La decisione era impugnata dal MEF e la Corte d’appello di Torino, in riforma della sentenza di prime cure, respingeva la domanda.
3. La Corte territoriale, richiamata la normativa rilevante in causa, riteneva che l’applicazione non comportasse in sé l’assunzione della titolarità di un secondo ufficio ovvero l’incardinamento in esso ma era un istituto attinente alla modalità di svolgimento del servizio caratterizzata dalla temporaneità e motivata da situazioni straordinarie e contingenti.
Riteneva che il richiamo all’art. 13 del d.lgs. n. 545/1992 quanto alla determinazione del compenso dovesse essere inteso in modo coerente con la stessa normativa sulla composizione delle sezioni regionali della Commissione tributaria centrale (che non erano neoistituiti organi di giustizia tributaria).
Aggiungeva che riconoscere ai giudici tributari applicati il doppio compenso fisso avrebbe introdotto nel sistema una nota distonica non giustificata.
Evidenziava che il sistema del compenso, come delineato dal d.m. del 4.4.2009, che aveva ribadito il divieto di cumulo prevedendo la spettanza del solo compenso fisso più alto, non determinava alcuna disparità di trattamento.
4. Per la cassazione della sentenza il dott. C. ha proposto ricorso sulla base di quattro motivi cui ha opposto difese con controricorso il Ministero dell’Economia e delle Finanze.

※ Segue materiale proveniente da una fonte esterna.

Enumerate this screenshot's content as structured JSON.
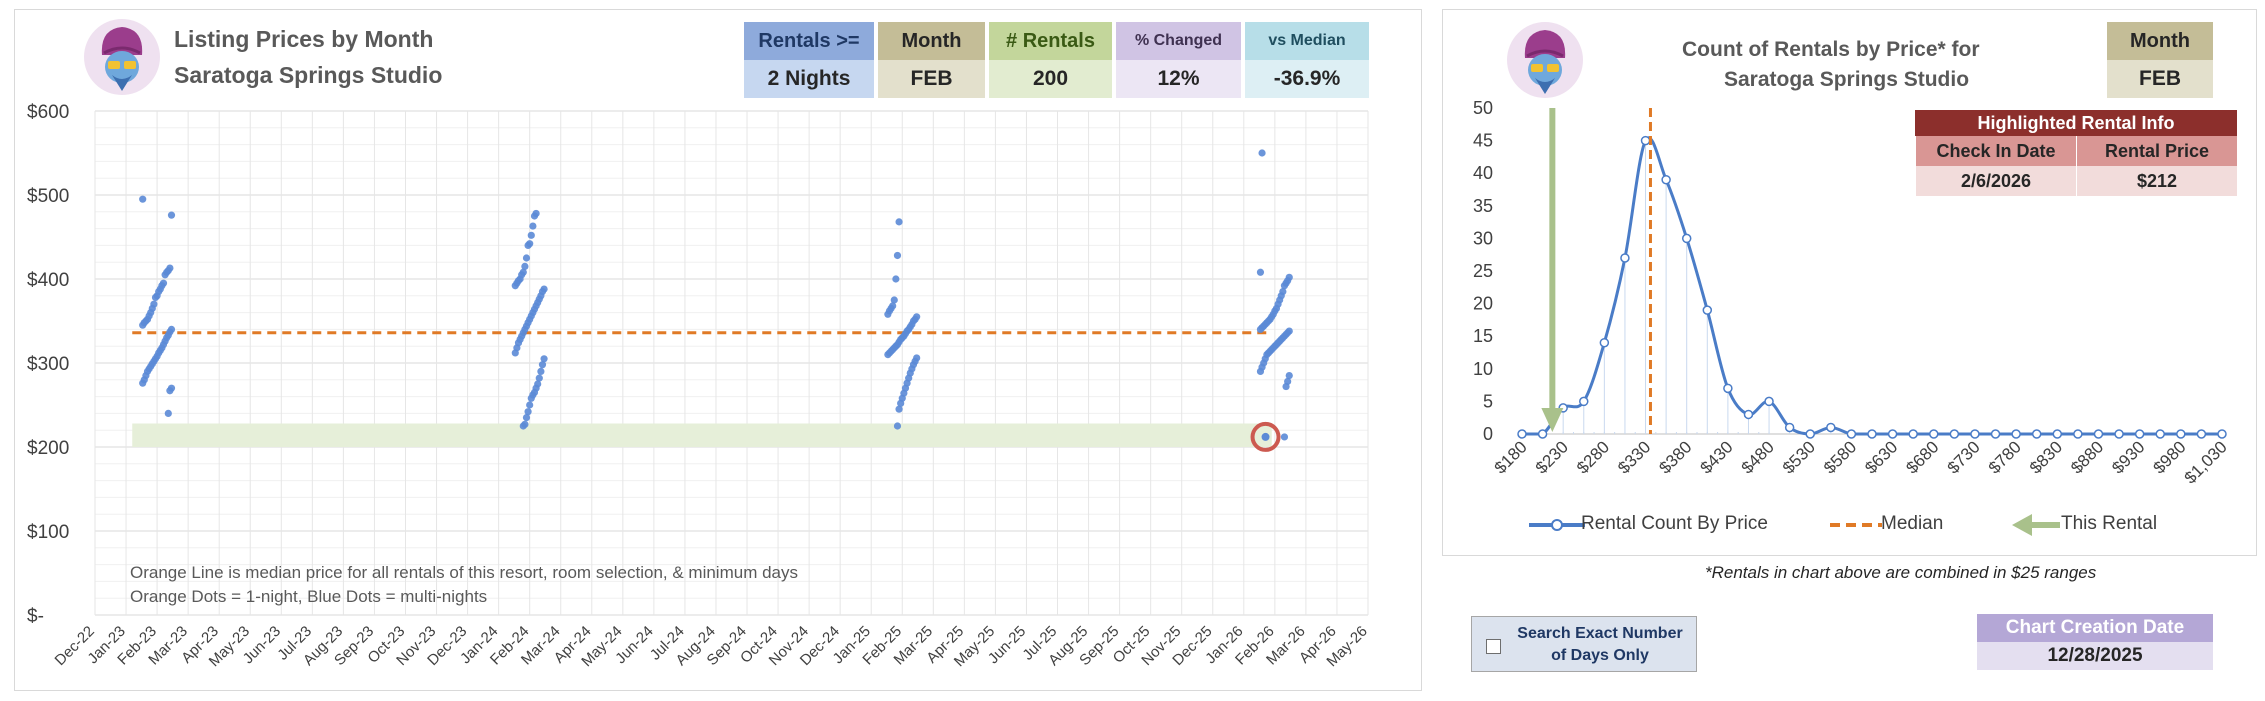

5. Il ricorrente ha depositato memoria.
Motivi della decisione
1. Con il primo motivo il ricorrente denuncia la violazione e falsa applicazione degli artt. 8, 24 lett. m) bis d.lgs. n. 545/1992, in relazione all’art. 1, commi 351 e 354, l. n. 244/2007, nonché dei principi generali dettati dal d.lgs. n. 545/1992 siccome ritenuti inapplicabili, per deroga, alla fattispecie in esame.

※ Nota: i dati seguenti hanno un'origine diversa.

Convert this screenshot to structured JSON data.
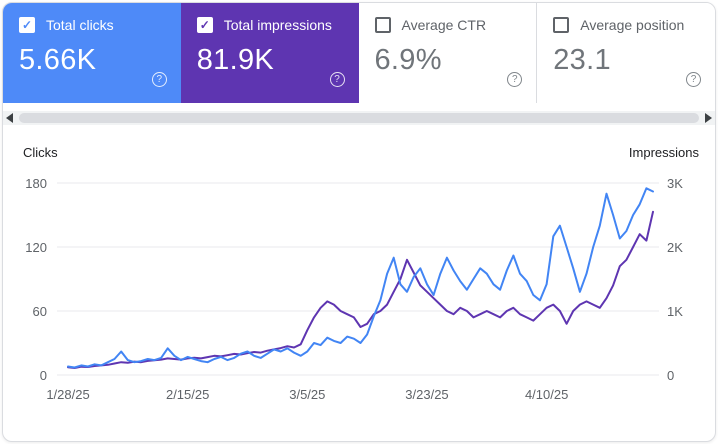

Sostiene che erroneamente la Corte territoriale ha ritenuto che le nuove 21 sedi della Commissione Tributaria Centrale siano mera riorganizzazione della vecchia Commissione tributaria centrale e non nuovi uffici.
Rileva che il fabbisogno di personale di tali sedi non è parametrato alla pianta organica fino ad allora esistente ma programmaticamente destinato ad essere rimpinguato con il ricorso al personale asseritamente ‘avventizio’ senza bisogno di bandire concorsi.

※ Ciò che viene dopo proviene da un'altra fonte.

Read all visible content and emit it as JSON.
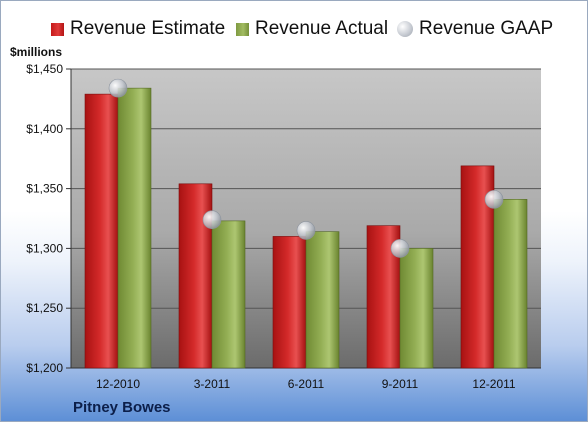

Critica anche la richiamata incompatibilità di cui all’art. 8 del d.lgs. n. 545/1992 (posta dalla Corte territoriale a sostegno dell’esistenza di una mera riorganizzazione e non della creazione di nuovi uffici) sostenendo che, nella specie, è stato lo stesso legislatore a prevedere il ‘cumulo’ di due incarichi con ciò derogando, per il limitato periodo di cui all’applicazione-duplicazione, all’art. 8.
2. Con il secondo motivo il ricorrente denuncia la violazione e falsa applicazione degli artt. 8, 13 e 24 l. n. 244/2007, e conseguente profilo di illegittimità, ai sensi dell’art. 360, comma 1, n. 4 cod. proc. civ., della sentenza n. 257/2019 della Corte d’appello di Torino.
Censura la sentenza impugnata deducendo l’errore sulla distinzione tra componenti ‘assegnati’ e ‘giudici applicati’.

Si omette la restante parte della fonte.